In den vergangenen Jahren war oft zu lesen, dass Deutschlands Ruf gelitten habe: wegen der stockenden Digitalisierung, der vielen Funklöcher, der überteuerten und fehlerhaften Grossbaustellen, der unzuverlässigen Bahn, der maroden Infrastruktur und so weiter. Das Gütesiegel «made in Germany» hatte, so schien es, an Wert verloren. Bei näherer Betrachtung sind es aber gar nicht die Macher, die versagen, es sind die Verwalter. Das deutsche Unternehmen Biontech hat der Welt in Rekordzeit einen Impfstoff geschenkt. Es ist der deutsche Staat, der den Ruf des Landes beschädigt: Statt Probleme aus dem Weg zu räumen, stellt er Regelwerke auf, die selbst zum Problem werden. Made in Germany? Für alles, was der Staat anfasst, gilt: late in Germany.
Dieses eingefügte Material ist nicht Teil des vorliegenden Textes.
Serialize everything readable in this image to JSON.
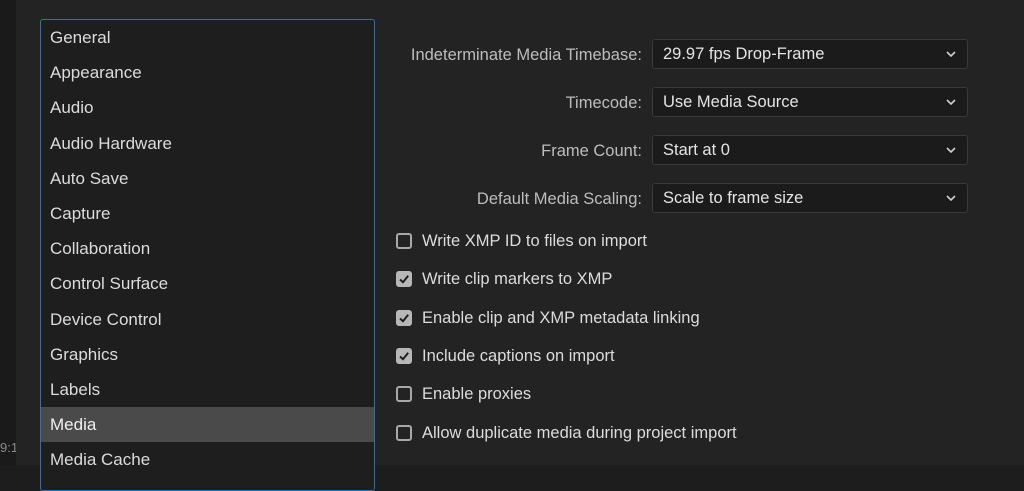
{
  "gutter": {
    "text": "9:1"
  },
  "sidebar": {
    "items": [
      {
        "label": "General"
      },
      {
        "label": "Appearance"
      },
      {
        "label": "Audio"
      },
      {
        "label": "Audio Hardware"
      },
      {
        "label": "Auto Save"
      },
      {
        "label": "Capture"
      },
      {
        "label": "Collaboration"
      },
      {
        "label": "Control Surface"
      },
      {
        "label": "Device Control"
      },
      {
        "label": "Graphics"
      },
      {
        "label": "Labels"
      },
      {
        "label": "Media"
      },
      {
        "label": "Media Cache"
      }
    ],
    "selected": "Media"
  },
  "media": {
    "timebase": {
      "label": "Indeterminate Media Timebase:",
      "value": "29.97 fps Drop-Frame"
    },
    "timecode": {
      "label": "Timecode:",
      "value": "Use Media Source"
    },
    "frame_count": {
      "label": "Frame Count:",
      "value": "Start at 0"
    },
    "scaling": {
      "label": "Default Media Scaling:",
      "value": "Scale to frame size"
    },
    "checkboxes": [
      {
        "label": "Write XMP ID to files on import",
        "checked": false
      },
      {
        "label": "Write clip markers to XMP",
        "checked": true
      },
      {
        "label": "Enable clip and XMP metadata linking",
        "checked": true
      },
      {
        "label": "Include captions on import",
        "checked": true
      },
      {
        "label": "Enable proxies",
        "checked": false
      },
      {
        "label": "Allow duplicate media during project import",
        "checked": false
      }
    ]
  },
  "colors": {
    "accent": "#2f6fb5",
    "selected_bg": "#4a4a4a",
    "panel_bg": "#232323"
  },
  "icons": {
    "dropdown": "chevron-down-icon",
    "check": "checkmark-icon"
  }
}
Dass es anders ginge, demonstriert eine Handvoll Landkreise, in denen die Verantwortlichen nicht auf die höheren Exekutivgewalten warten, sondern einfach handeln. In Tübingen etwa hat die Pandemiebeauftragte, eine Notfallärztin namens Lisa Federle, schon früh angefangen, die Bürger massenhaft auf das Coronavirus zu testen. Die Bilanz des Tübinger Modells: Die Zahl der Toten in den Altenheimen ist so gering wie fast nirgendwo sonst im Land. Das Gleiche gilt für den Inzidenzwert. Mitte dieser Woche betrug er 38. Der deutsche Durchschnitt ist fast doppelt so hoch. In Tübingen dürften sie froh sein, dass Frau Federle ihr Ding gemacht hat, statt mit den Pandemie-Experten der «Zeit» auf die Weisheit der Bundes zu setzen.
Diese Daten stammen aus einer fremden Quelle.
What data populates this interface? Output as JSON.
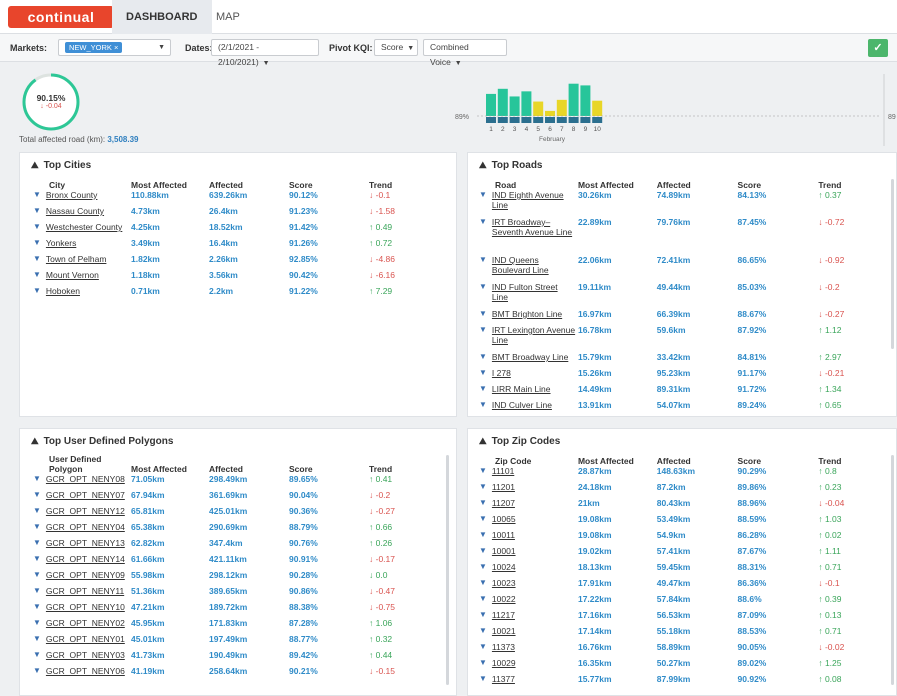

In dieser Woche war die Pandemiebeauftragte zu Gast beim Sender Phoenix. «Wo bleibt die Corona-Strategie?» lautete das Thema. Was Frau Federle in der Sendung über das deutsche Wesen sagte, traf den Nagel auf den Kopf: «Wir müssen einfach mal pragmatischer handeln», forderte sie im schönsten schwäbischen Singsang. «Wir bewegen alles x-mal, wir kontrollieren es noch zehnmal, schreiben es dann aus, lassen es noch mal prüfen, ob es überhaupt so schon geprüft ist, und haben dann noch irgendwelche rechtlichen Bedenken. Und das ist in der Krise vollkommen falsch.» Solche Worte gehören eingerahmt in jede Amtsstube, angefangen beim Kanzleramt.